Photo: Gudy Herder. Work by Studio Laura Daza

Pyrotechnology stands for ‘pyros’ fire and ‘technology’ the use of fire through alchemic transformation. Fire was used to alter the chemistry of the naturally occurring material 'iron oxides'. Yellow ochre is rich in goethite minerals that when heated changes its colour to a reddish-brown. 

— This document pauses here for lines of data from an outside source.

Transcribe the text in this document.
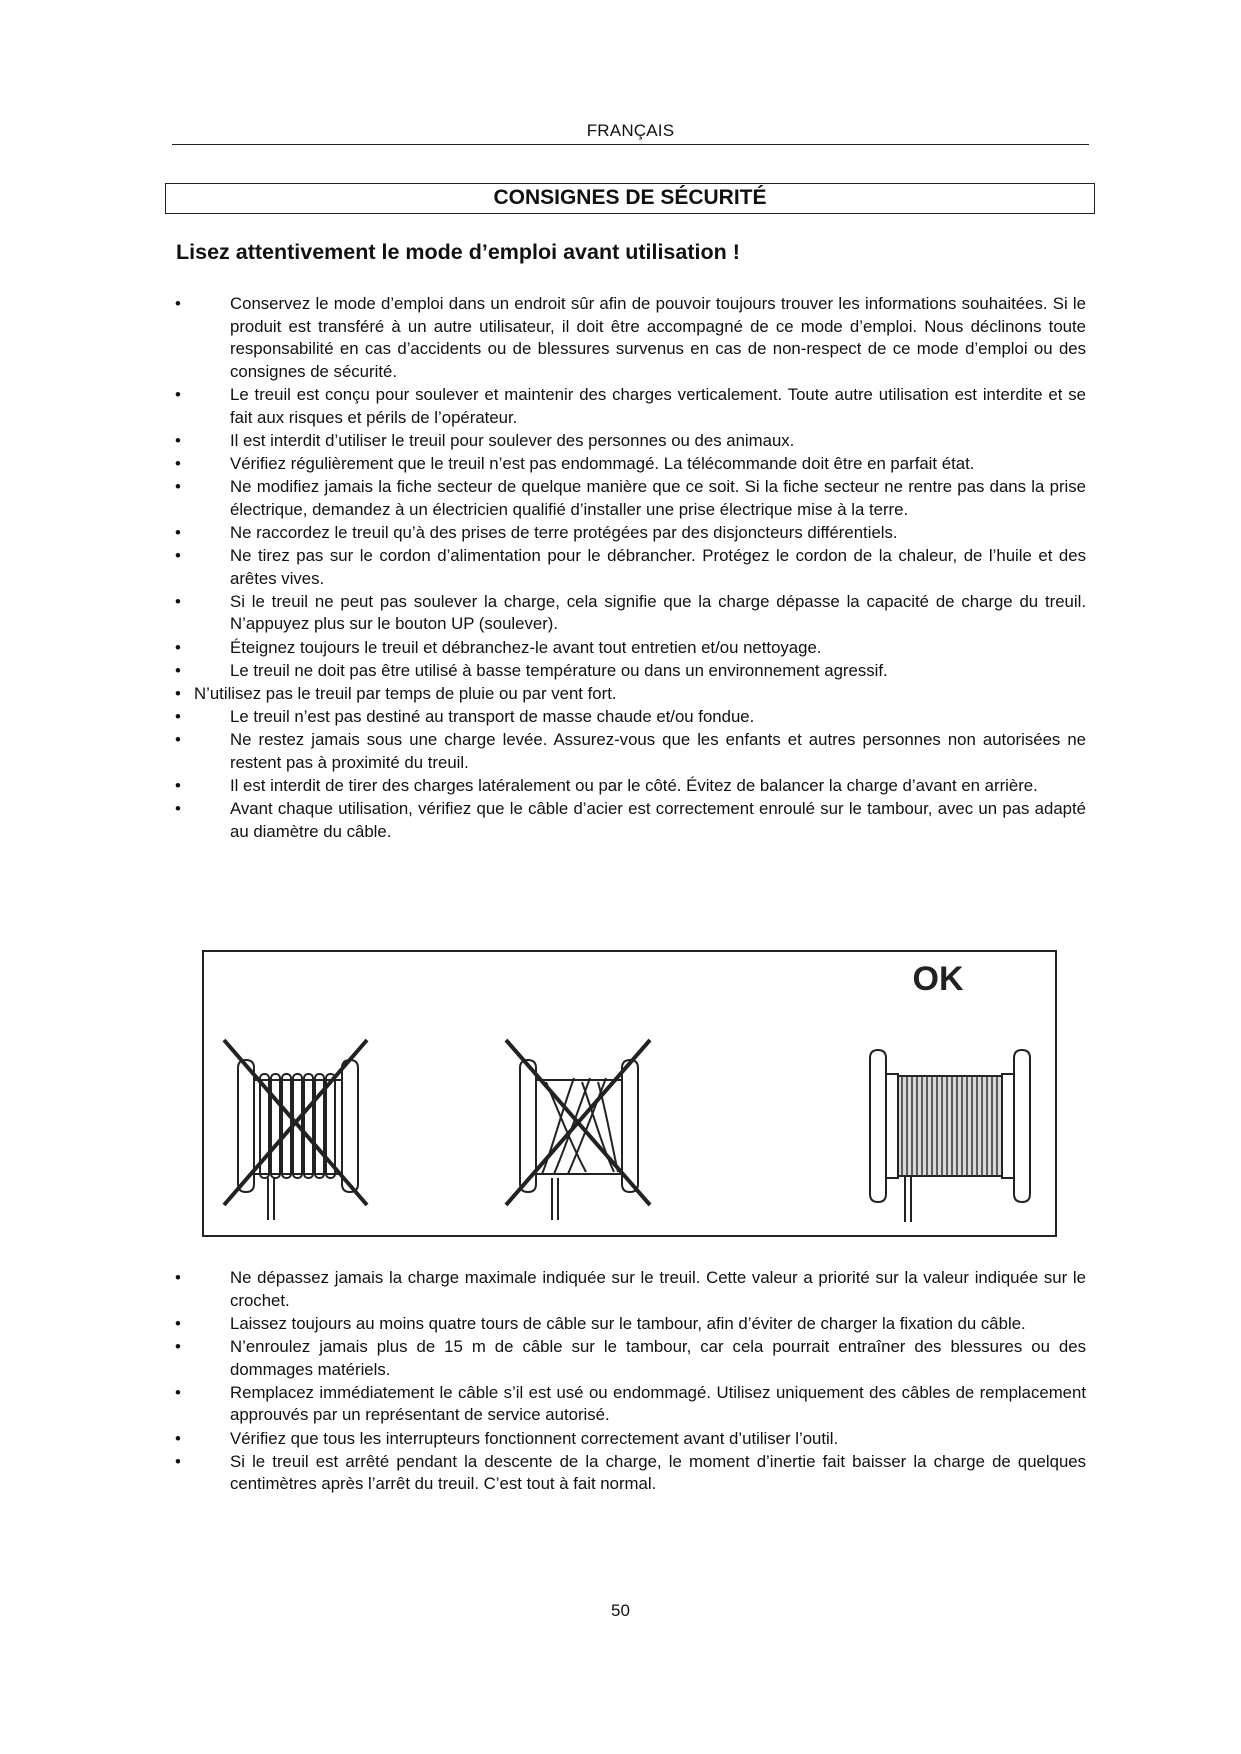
FRANÇAIS
CONSIGNES DE SÉCURITÉ
Lisez attentivement le mode d’emploi avant utilisation !
•	Conservez le mode d’emploi dans un endroit sûr afin de pouvoir toujours trouver les informations souhaitées. Si le produit est transféré à un autre utilisateur, il doit être accompagné de ce mode d’emploi. Nous déclinons toute responsabilité en cas d’accidents ou de blessures survenus en cas de non-respect de ce mode d’emploi ou des consignes de sécurité.
•	Le treuil est conçu pour soulever et maintenir des charges verticalement. Toute autre utilisation est interdite et se fait aux risques et périls de l’opérateur.
•	Il est interdit d’utiliser le treuil pour soulever des personnes ou des animaux.
•	Vérifiez régulièrement que le treuil n’est pas endommagé. La télécommande doit être en parfait état.
•	Ne modifiez jamais la fiche secteur de quelque manière que ce soit. Si la fiche secteur ne rentre pas dans la prise électrique, demandez à un électricien qualifié d’installer une prise électrique mise à la terre.
•	Ne raccordez le treuil qu’à des prises de terre protégées par des disjoncteurs différentiels.
•	Ne tirez pas sur le cordon d’alimentation pour le débrancher. Protégez le cordon de la chaleur, de l’huile et des arêtes vives.
•	Si le treuil ne peut pas soulever la charge, cela signifie que la charge dépasse la capacité de charge du treuil. N’appuyez plus sur le bouton UP (soulever).
•	Éteignez toujours le treuil et débranchez-le avant tout entretien et/ou nettoyage.
•	Le treuil ne doit pas être utilisé à basse température ou dans un environnement agressif.
• N’utilisez pas le treuil par temps de pluie ou par vent fort.
•	Le treuil n’est pas destiné au transport de masse chaude et/ou fondue.
•	Ne restez jamais sous une charge levée. Assurez-vous que les enfants et autres personnes non autorisées ne restent pas à proximité du treuil.
•	Il est interdit de tirer des charges latéralement ou par le côté. Évitez de balancer la charge d’avant en arrière.
•	Avant chaque utilisation, vérifiez que le câble d’acier est correctement enroulé sur le tambour, avec un pas adapté au diamètre du câble.
OK
•	Ne dépassez jamais la charge maximale indiquée sur le treuil. Cette valeur a priorité sur la valeur indiquée sur le crochet.
•	Laissez toujours au moins quatre tours de câble sur le tambour, afin d’éviter de charger la fixation du câble.
•	N’enroulez jamais plus de 15 m de câble sur le tambour, car cela pourrait entraîner des blessures ou des dommages matériels.
•	Remplacez immédiatement le câble s’il est usé ou endommagé. Utilisez uniquement des câbles de remplacement approuvés par un représentant de service autorisé.
•	Vérifiez que tous les interrupteurs fonctionnent correctement avant d’utiliser l’outil.
•	Si le treuil est arrêté pendant la descente de la charge, le moment d’inertie fait baisser la charge de quelques centimètres après l’arrêt du treuil. C’est tout à fait normal.
50
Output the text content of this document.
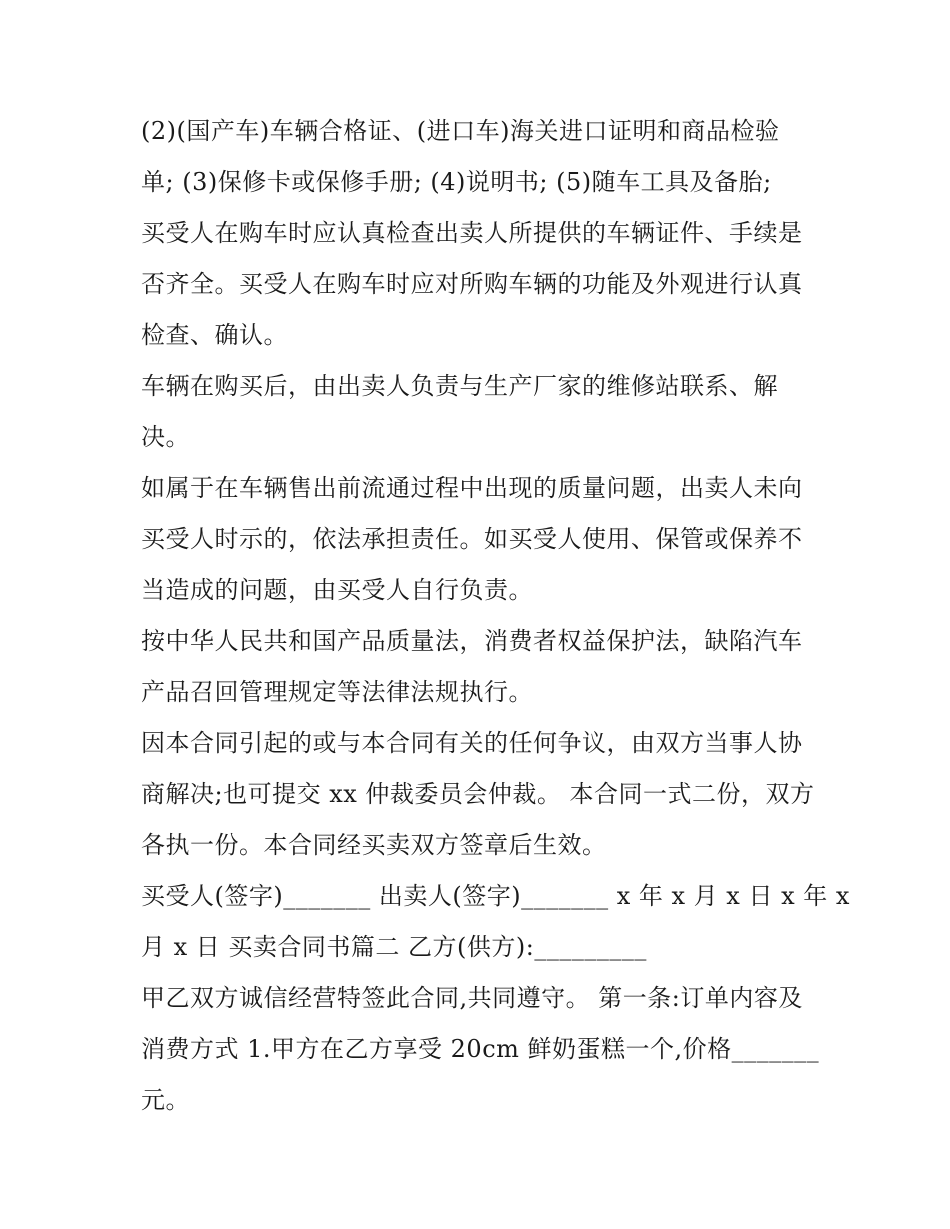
(2)(国产车)车辆合格证、(进口车)海关进口证明和商品检验
单; (3)保修卡或保修手册; (4)说明书; (5)随车工具及备胎;
买受人在购车时应认真检查出卖人所提供的车辆证件、手续是
否齐全。买受人在购车时应对所购车辆的功能及外观进行认真
检查、确认。
车辆在购买后，由出卖人负责与生产厂家的维修站联系、解
决。
如属于在车辆售出前流通过程中出现的质量问题，出卖人未向
买受人时示的，依法承担责任。如买受人使用、保管或保养不
当造成的问题，由买受人自行负责。
按中华人民共和国产品质量法，消费者权益保护法，缺陷汽车
产品召回管理规定等法律法规执行。
因本合同引起的或与本合同有关的任何争议，由双方当事人协
商解决;也可提交 xx 仲裁委员会仲裁。 本合同一式二份，双方
各执一份。本合同经买卖双方签章后生效。
买受人(签字)_______ 出卖人(签字)_______ x 年 x 月 x 日 x 年 x
月 x 日 买卖合同书篇二 乙方(供方):_________
甲乙双方诚信经营特签此合同,共同遵守。 第一条:订单内容及
消费方式 1.甲方在乙方享受 20cm 鲜奶蛋糕一个,价格_______
元。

This phenomenon of colour transition is caused by a process of dehydration of the goethite molecule which reassembles and changes to a hematite molecule, therefore the colour changes to red.


Photo: Studio Laura Daza

This heating process was also used to increase the painter’s palette because their colours were limited to few pigments. Old masters and alchemists were keen and resourceful in creating new hues. Raw and Burnt Sienna pigments were quite used for its excellent coating power and tinting strength. 


Photos: Studio Laura Daza

Throughout history, many alchemists, artists, chemists have documented different technological processes for making colours, names such as: Cennino Cennini, Pliny the Elder, Vitruvius, Vannoccio Biringuccio “De La Pirotechnia". In traditional manuscripts, we may find different concoction recipes and methods for creating new hues.  


Photo: Studio Laura Daza

In Italy, clay-earth deposits are found in the ochreous sediment region of Tuscany, where Raw Sienna and Burnt Sienna were exploited. These names denote a geographical origin but today are used for other pigments with similar tinting properties. 

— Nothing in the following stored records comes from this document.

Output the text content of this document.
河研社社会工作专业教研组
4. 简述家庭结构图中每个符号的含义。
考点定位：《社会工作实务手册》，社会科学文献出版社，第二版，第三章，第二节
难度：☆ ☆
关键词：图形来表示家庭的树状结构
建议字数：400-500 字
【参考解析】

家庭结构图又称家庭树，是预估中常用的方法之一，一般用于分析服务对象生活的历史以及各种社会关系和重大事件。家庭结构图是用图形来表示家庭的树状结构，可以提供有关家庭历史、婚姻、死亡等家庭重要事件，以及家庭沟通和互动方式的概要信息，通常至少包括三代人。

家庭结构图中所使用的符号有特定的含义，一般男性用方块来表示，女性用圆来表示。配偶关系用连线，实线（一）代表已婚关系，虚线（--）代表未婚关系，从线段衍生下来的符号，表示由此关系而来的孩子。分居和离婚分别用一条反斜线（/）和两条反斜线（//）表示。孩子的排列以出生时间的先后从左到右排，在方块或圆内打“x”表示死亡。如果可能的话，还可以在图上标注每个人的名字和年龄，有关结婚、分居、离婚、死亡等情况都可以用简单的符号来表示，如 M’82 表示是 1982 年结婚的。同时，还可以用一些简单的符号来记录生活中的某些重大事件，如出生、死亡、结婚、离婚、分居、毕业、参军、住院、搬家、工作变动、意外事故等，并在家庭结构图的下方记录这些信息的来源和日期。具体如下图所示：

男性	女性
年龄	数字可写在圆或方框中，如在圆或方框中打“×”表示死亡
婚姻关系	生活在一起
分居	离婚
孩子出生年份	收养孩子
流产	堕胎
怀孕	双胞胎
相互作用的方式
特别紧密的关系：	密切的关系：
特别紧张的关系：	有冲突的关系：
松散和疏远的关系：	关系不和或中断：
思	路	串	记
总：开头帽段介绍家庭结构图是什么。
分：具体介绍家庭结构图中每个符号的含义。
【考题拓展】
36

These pigments were widely extracted during the 19th and 20th centuries and used by many Tuscan artists in the Middle Ages and Renaissance, Duccio di Buoninsegna and Ambrogio Lorenzetti. Then it expanded to other Italian and European artists such as Caravaggio and Rembrandt. There is evidence that these deposits were formed in that area in Italy in the Pleistocene geological era.


Image: Rembrandt

When moving to Italy, I became quite interested in their traditional shades, earths and authentic techniques for colour making during the Renaissance time such as roasting siennas and umbers in order to obtain more colours.

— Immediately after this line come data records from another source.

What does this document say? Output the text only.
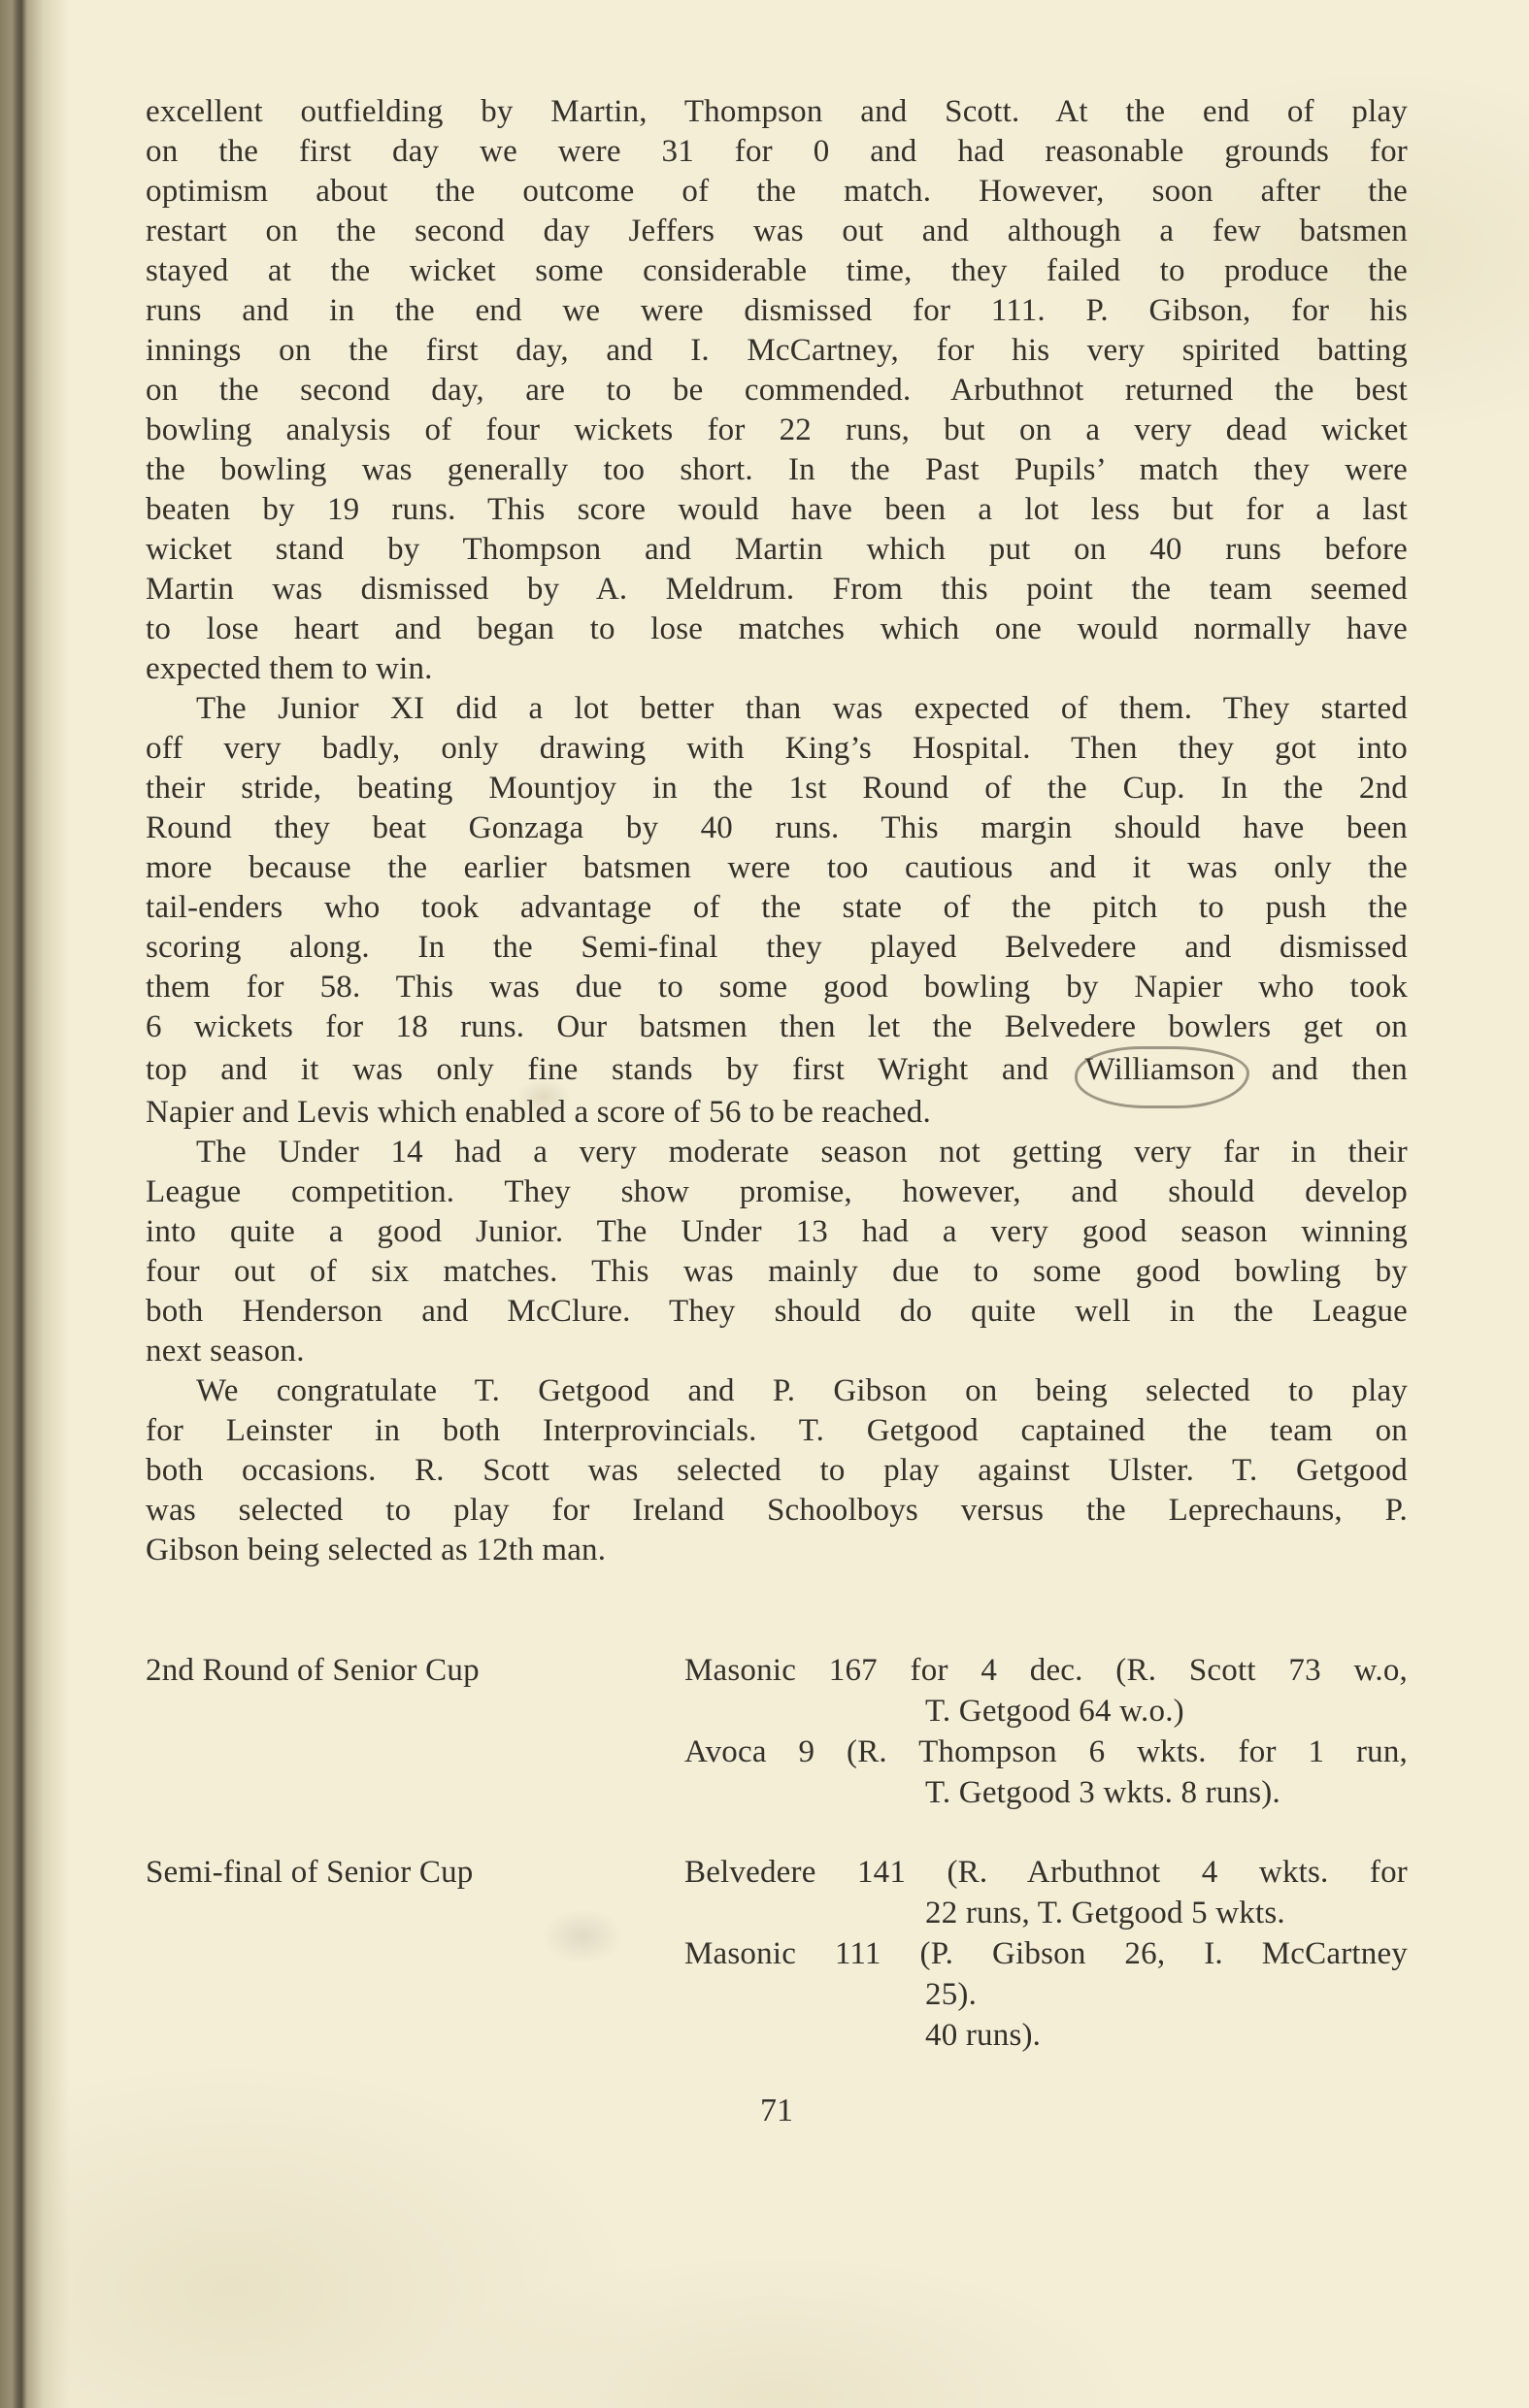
excellent outfielding by Martin, Thompson and Scott. At the end of play
on the first day we were 31 for 0 and had reasonable grounds for
optimism about the outcome of the match. However, soon after the
restart on the second day Jeffers was out and although a few batsmen
stayed at the wicket some considerable time, they failed to produce the
runs and in the end we were dismissed for 111. P. Gibson, for his
innings on the first day, and I. McCartney, for his very spirited batting
on the second day, are to be commended. Arbuthnot returned the best
bowling analysis of four wickets for 22 runs, but on a very dead wicket
the bowling was generally too short. In the Past Pupils’ match they were
beaten by 19 runs. This score would have been a lot less but for a last
wicket stand by Thompson and Martin which put on 40 runs before
Martin was dismissed by A. Meldrum. From this point the team seemed
to lose heart and began to lose matches which one would normally have
expected them to win.
The Junior XI did a lot better than was expected of them. They started
off very badly, only drawing with King’s Hospital. Then they got into
their stride, beating Mountjoy in the 1st Round of the Cup. In the 2nd
Round they beat Gonzaga by 40 runs. This margin should have been
more because the earlier batsmen were too cautious and it was only the
tail-enders who took advantage of the state of the pitch to push the
scoring along. In the Semi-final they played Belvedere and dismissed
them for 58. This was due to some good bowling by Napier who took
6 wickets for 18 runs. Our batsmen then let the Belvedere bowlers get on
top and it was only fine stands by first Wright and Williamson and then
Napier and Levis which enabled a score of 56 to be reached.
The Under 14 had a very moderate season not getting very far in their
League competition. They show promise, however, and should develop
into quite a good Junior. The Under 13 had a very good season winning
four out of six matches. This was mainly due to some good bowling by
both Henderson and McClure. They should do quite well in the League
next season.
We congratulate T. Getgood and P. Gibson on being selected to play
for Leinster in both Interprovincials. T. Getgood captained the team on
both occasions. R. Scott was selected to play against Ulster. T. Getgood
was selected to play for Ireland Schoolboys versus the Leprechauns, P.
Gibson being selected as 12th man.
2nd Round of Senior Cup	Masonic 167 for 4 dec. (R. Scott 73 w.o,
T. Getgood 64 w.o.)
Avoca 9 (R. Thompson 6 wkts. for 1 run,
T. Getgood 3 wkts. 8 runs).
Semi-final of Senior Cup	Belvedere 141 (R. Arbuthnot 4 wkts. for
22 runs, T. Getgood 5 wkts.
Masonic 111 (P. Gibson 26, I. McCartney
25).
40 runs).
71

I decided to hunt and search these traditional colours. As a colour alchemist and with the guidance of a geologist, I learnt how to identify earth pigments, collect, extract, ground, purify, mix, sieve and roast.


Photo: Studio Laura Daza


In the experimentation phase, yellow ochre specimens were collected, studied and then step-heating experiments were done. We used 5 specimens that were treated at different temperatures starting from 200, 350, 500, 750, 900 degree celsius. They started to change colour at 250 – 300 degree celsius approx.


Photo: Studio Laura Daza


The result is a beautiful colour transition palette of different shades going from yellowish-brown to deep orange,  red to reddish-brown. I love the versatility of earths, its aroma and the most important property is its non-toxicity.